We also discovered that the demo pattern defined the requirements for the platform. The need for project-scoped access came from thinking about how a partner would deploy a custom model (their data, their coefficients, their patients). The need for file exchange came from thinking about how model specifications would be delivered. The need for audit logging came from thinking about how an institution would verify that the deployed model matched the published research. The platform was shaped by the demos, not the other way around.
The dashboard comes after the analytics
Now that the analytical foundation is proven, the platform features (project management, file exchange, invoicing, messaging, team collaboration) are built around it. The dashboard serves the analytics, not the other way around.
This order matters because it means the platform was designed to support validated analytical workflows from the start. It is not a generic project management tool that had analytics bolted on as an afterthought.

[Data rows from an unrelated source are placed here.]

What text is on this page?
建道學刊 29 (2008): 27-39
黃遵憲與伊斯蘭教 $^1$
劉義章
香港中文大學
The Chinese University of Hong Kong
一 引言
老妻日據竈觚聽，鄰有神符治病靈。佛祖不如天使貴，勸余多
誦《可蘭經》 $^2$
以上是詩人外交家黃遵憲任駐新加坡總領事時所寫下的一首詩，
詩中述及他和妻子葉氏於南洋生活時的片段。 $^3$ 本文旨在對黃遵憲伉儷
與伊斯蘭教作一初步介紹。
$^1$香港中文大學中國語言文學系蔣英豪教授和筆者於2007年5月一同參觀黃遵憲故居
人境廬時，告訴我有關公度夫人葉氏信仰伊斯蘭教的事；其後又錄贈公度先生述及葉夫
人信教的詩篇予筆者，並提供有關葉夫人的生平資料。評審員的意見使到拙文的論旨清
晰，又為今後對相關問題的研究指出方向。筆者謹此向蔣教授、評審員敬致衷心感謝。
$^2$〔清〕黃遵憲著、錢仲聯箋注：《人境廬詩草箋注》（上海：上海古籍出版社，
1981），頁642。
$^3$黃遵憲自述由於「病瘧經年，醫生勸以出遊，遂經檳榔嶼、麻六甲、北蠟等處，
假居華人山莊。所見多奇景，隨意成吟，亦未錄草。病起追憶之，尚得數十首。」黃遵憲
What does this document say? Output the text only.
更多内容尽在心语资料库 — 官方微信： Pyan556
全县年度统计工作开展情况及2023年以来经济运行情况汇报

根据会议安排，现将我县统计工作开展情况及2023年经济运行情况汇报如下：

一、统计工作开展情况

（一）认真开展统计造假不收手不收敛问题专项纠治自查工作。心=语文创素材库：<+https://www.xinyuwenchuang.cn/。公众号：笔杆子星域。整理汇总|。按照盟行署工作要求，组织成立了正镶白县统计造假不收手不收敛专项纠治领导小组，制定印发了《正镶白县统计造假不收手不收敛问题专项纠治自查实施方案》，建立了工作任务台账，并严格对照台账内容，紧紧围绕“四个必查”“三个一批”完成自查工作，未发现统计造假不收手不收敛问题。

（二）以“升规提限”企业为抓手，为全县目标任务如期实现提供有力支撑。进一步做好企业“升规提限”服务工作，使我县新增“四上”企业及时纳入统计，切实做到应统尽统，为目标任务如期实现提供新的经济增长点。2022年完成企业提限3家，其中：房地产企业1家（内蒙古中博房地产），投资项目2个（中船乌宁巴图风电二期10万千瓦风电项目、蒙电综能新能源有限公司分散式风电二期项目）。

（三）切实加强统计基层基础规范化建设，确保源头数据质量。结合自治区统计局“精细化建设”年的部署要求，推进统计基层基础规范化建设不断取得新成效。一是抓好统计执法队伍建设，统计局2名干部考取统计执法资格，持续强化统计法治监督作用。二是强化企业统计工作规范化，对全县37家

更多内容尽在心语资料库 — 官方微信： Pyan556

The platform's architecture reflects its analytics-first origin. Every project has a lifecycle that mirrors a real analytical engagement: inquiry, quoting, data receipt, analysis, review, delivery, and completion. File categories distinguish between data uploads, results, and reports because those distinctions matter for access control and workflow automation. The messaging system supports internal notes (visible only to the team) and client-facing messages (visible to the partner) because analytical work requires both internal coordination and external communication.
None of these features were designed in the abstract. They emerged from the experience of building and deploying three validated analytical tools and thinking carefully about what the next ten deployments would require. That is why the platform feels purpose-built for health analytics rather than adapted from a generic template.